Six of them will resonate, so I need to choose wisely. But I like to go with 60 or more because I don't know it Just sometimes I don't know how to say it either.
Jesus did both.
Jesus, in these moments, Be quiet, man. You're on my baseball team. You got to stop it. Coaches got to stick together.
Jesus has over and over again, in all these instances, is saying, deny yourself, take up your cross. Deny yourself, take up your cross. In just a few chapters, he's going to model it. He's going to completely deny himself. He could have called 10,000 angels to destroy the earth, but he died alone. For you and for me, he physically takes this cross up the mountain.
They shove it into the hole in the ground. He lays there, the most powerful being on earth, and allows nails to be driven through his hands and to his feet, and then to be hung up there in the most horrific, mortifying way possible. And yet I have the audacity to say, but, God, why can't I do my life this way?
That's where I find myself going, oh, okay, I'll have a seat.

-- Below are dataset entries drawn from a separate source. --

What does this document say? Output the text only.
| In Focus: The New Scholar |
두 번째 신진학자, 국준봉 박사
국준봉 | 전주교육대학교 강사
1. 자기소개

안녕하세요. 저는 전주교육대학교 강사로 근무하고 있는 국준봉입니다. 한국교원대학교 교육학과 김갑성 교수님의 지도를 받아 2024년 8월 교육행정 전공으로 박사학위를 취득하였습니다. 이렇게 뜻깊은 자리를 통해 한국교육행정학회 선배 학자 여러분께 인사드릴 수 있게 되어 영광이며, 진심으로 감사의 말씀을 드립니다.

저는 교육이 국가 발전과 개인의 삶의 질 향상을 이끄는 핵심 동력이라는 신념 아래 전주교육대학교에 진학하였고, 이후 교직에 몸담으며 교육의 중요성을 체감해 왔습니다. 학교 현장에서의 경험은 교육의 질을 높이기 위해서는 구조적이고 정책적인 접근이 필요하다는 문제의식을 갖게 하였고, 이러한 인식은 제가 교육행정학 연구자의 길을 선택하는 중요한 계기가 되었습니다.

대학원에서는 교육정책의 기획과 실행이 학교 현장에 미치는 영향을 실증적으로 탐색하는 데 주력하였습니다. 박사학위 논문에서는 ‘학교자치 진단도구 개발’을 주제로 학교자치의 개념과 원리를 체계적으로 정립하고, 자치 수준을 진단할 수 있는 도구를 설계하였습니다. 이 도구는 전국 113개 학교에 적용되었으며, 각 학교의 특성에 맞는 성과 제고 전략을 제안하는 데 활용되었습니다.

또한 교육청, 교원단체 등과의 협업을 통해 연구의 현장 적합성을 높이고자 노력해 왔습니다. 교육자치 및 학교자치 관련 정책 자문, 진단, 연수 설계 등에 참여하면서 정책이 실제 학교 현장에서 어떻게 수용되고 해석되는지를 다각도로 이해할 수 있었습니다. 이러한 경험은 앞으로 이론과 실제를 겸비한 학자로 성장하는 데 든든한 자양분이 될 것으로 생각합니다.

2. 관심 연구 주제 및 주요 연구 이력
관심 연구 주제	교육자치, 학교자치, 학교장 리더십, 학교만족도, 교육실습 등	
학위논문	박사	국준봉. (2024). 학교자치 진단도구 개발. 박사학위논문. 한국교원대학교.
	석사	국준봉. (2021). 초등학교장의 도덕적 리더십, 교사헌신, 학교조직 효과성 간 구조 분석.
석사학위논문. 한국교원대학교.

The subheading in the ESV here is the cost of Discipleship. And Dietrich Bonhoeffer borrowed the title, I guess, when he wrote his book the Cost of Discipleship.
Why is it worth it?
That's the last question we have on here. There's a good question there. What is it like to have dual citizenship? If no politician would ever run for office with a speech like this, why is it worth it to follow Jesus?
He actually keeps his promises.
[00:26:23] Speaker C: Ben, one of the most effective personal workers I've ever known in his Bible study, after he's gone through the Gospel story, how we respond to it, he goes here to Luke 14 and almost tries to talk the person out of being baptized.

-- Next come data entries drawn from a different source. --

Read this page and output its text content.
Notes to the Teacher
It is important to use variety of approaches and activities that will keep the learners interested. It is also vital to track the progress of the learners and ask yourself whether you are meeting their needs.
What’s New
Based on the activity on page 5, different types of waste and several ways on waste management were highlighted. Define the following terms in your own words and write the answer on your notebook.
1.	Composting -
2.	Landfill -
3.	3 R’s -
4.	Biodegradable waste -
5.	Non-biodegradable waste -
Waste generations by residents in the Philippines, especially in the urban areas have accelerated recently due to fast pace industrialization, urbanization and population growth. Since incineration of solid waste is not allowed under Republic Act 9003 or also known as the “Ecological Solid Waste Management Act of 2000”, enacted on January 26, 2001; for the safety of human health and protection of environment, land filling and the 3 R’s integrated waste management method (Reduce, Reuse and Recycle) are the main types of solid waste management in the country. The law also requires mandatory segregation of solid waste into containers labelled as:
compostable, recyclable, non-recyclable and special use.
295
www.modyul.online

[00:26:39] Speaker B: Almost.
[00:26:40] Speaker C: If you heard him, you almost go, what are you. What are you doing? Yeah, but he's. He's trying to say, look, this is not gonna be easy. I'm not asking. I'm not asking you to do stuff. And it's gonna be wonderful fun. And, hey, we're gonna. It's gonna be. But it's gonna be worth it. But you gotta decide. Are you willing to go through this?
[00:26:58] Speaker A: Yep.
I guess my last question here is one we need to ask ourselves every day. Is it worth it? Why is it worth it to follow Jesus? Why is it worth it to die to self? And then the next step for us, because we have the privilege and honor of mentoring and stewarding these little tiny humans that only act like us when we don't want them to, is to then make sure and tell them and show them over and over again why it's worth it, why we do love Jesus even though we fall short. It's because we desperately need him. And so do they.

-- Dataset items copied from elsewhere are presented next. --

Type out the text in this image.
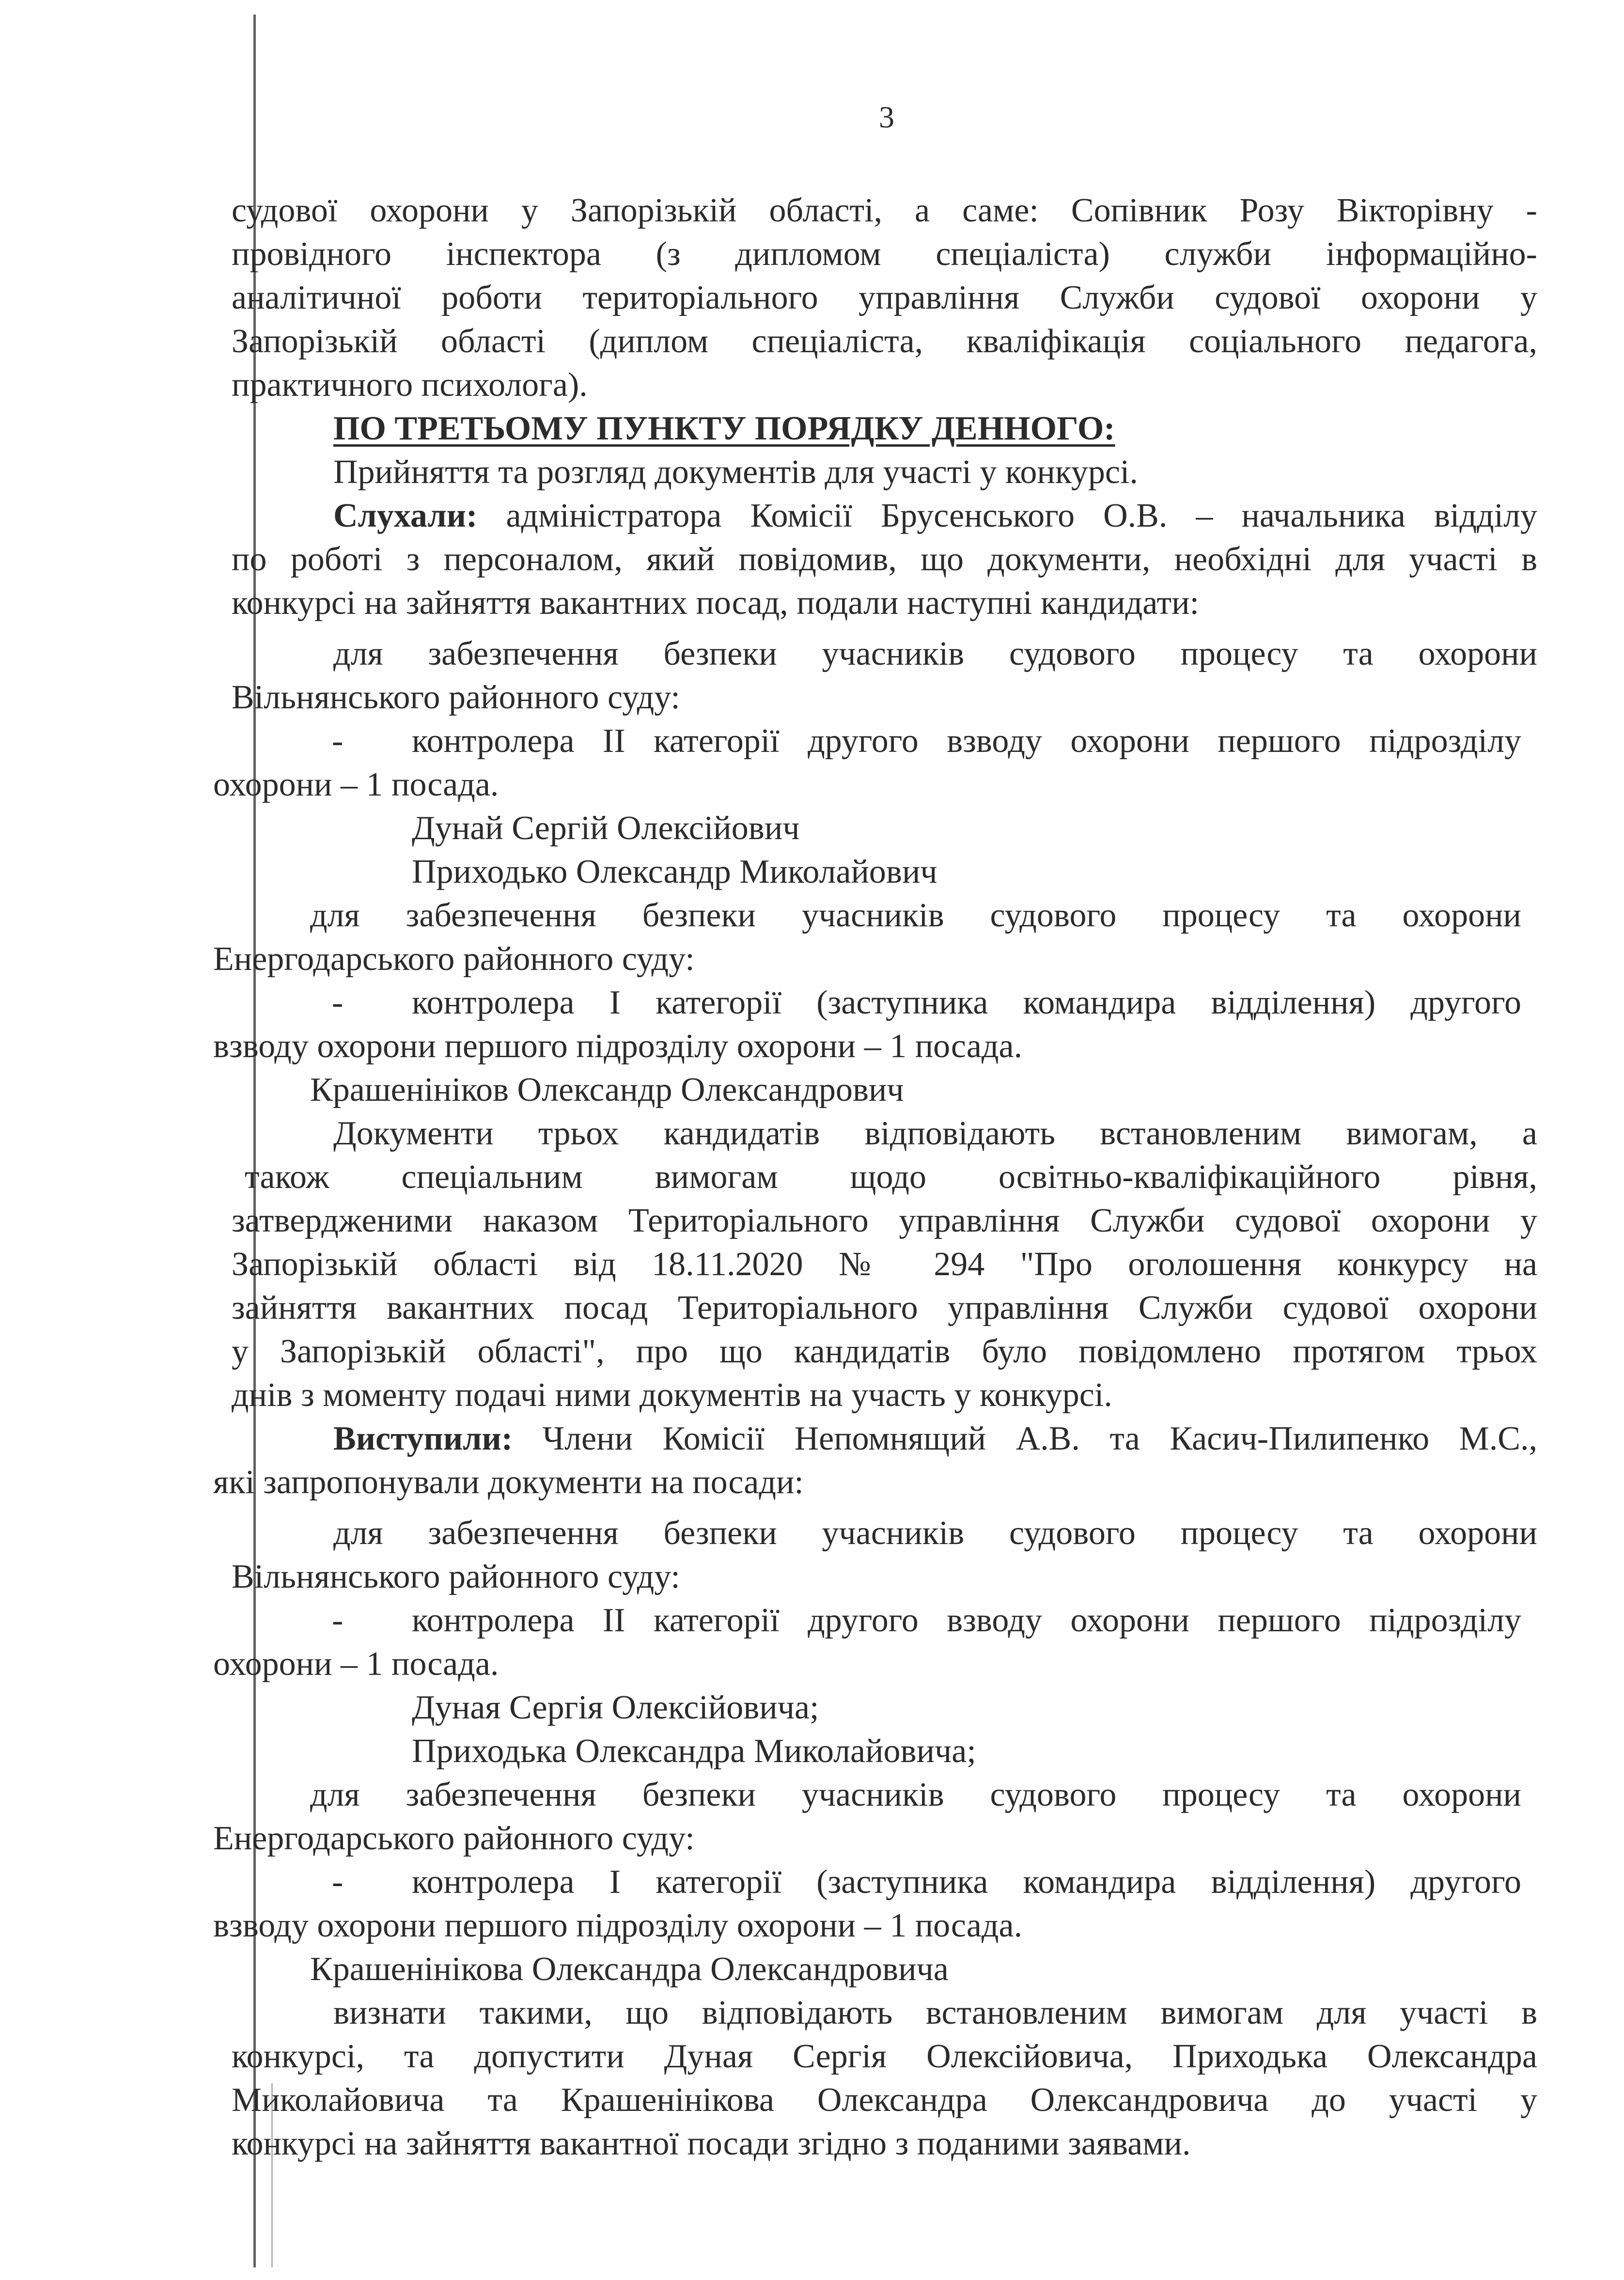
3
судової охорони у Запорізькій області, а саме: Сопівник Розу Вікторівну -
провідного інспектора (з дипломом спеціаліста) служби інформаційно-
аналітичної роботи територіального управління Служби судової охорони у
Запорізькій області (диплом спеціаліста, кваліфікація соціального педагога,
практичного психолога).
ПО ТРЕТЬОМУ ПУНКТУ ПОРЯДКУ ДЕННОГО:
Прийняття та розгляд документів для участі у конкурсі.
Слухали: адміністратора Комісії Брусенського О.В. – начальника відділу
по роботі з персоналом, який повідомив, що документи, необхідні для участі в
конкурсі на зайняття вакантних посад, подали наступні кандидати:
для забезпечення безпеки учасників судового процесу та охорони
Вільнянського районного суду:
- контролера II категорії другого взводу охорони першого підрозділу
охорони – 1 посада.
Дунай Сергій Олексійович
Приходько Олександр Миколайович
для забезпечення безпеки учасників судового процесу та охорони
Енергодарського районного суду:
- контролера I категорії (заступника командира відділення) другого
взводу охорони першого підрозділу охорони – 1 посада.
Крашенініков Олександр Олександрович
Документи трьох кандидатів відповідають встановленим вимогам, а
також спеціальним вимогам щодо освітньо-кваліфікаційного рівня,
затвердженими наказом Територіального управління Служби судової охорони у
Запорізькій області від 18.11.2020 № 294 "Про оголошення конкурсу на
зайняття вакантних посад Територіального управління Служби судової охорони
у Запорізькій області", про що кандидатів було повідомлено протягом трьох
днів з моменту подачі ними документів на участь у конкурсі.
Виступили: Члени Комісії Непомнящий А.В. та Касич-Пилипенко М.С.,
які запропонували документи на посади:
для забезпечення безпеки учасників судового процесу та охорони
Вільнянського районного суду:
- контролера II категорії другого взводу охорони першого підрозділу
охорони – 1 посада.
Дуная Сергія Олексійовича;
Приходька Олександра Миколайовича;
для забезпечення безпеки учасників судового процесу та охорони
Енергодарського районного суду:
- контролера I категорії (заступника командира відділення) другого
взводу охорони першого підрозділу охорони – 1 посада.
Крашенінікова Олександра Олександровича
визнати такими, що відповідають встановленим вимогам для участі в
конкурсі, та допустити Дуная Сергія Олексійовича, Приходька Олександра
Миколайовича та Крашенінікова Олександра Олександровича до участі у
конкурсі на зайняття вакантної посади згідно з поданими заявами.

And so that is the call for every parent that's ever lived. And every day is to live that out for yourself. But then for the next, for them to understand that we love him so much that it almost looks like hatred in comparison. Any other level, any other relationship in our life, well, that's the expectation for them as well. And if they've never seen that, they've never experienced that, then how can we expect them to know that? Let's pray. God, we love you. And we thank you so very much again for this time together tonight. Thank you for the opportunity to pause, to reflect, to glean from your scriptures, to listen to each other, to be encouraged and lifted up by each other, to. Through Christ, through your word, through your spirit. I pray that you continue to bless us as parents, help us, Father, to fall on our knees every day in submission to you, and help us to do it in a way that our children take notice. That they will follow, Father. That they will follow not just the times that we get it right or even the times we mess up, but they will follow you. That we will not stand in the way. That we will simply be a conduit, a connection, reflection of who you are in their lives. And every memory they have of us will lead us, lead them closer to you. God, we love you. We thank you so very much for Christ and the forgiveness we have through Him. It's in his name we pray. Amen. Love you guys. Have a great week.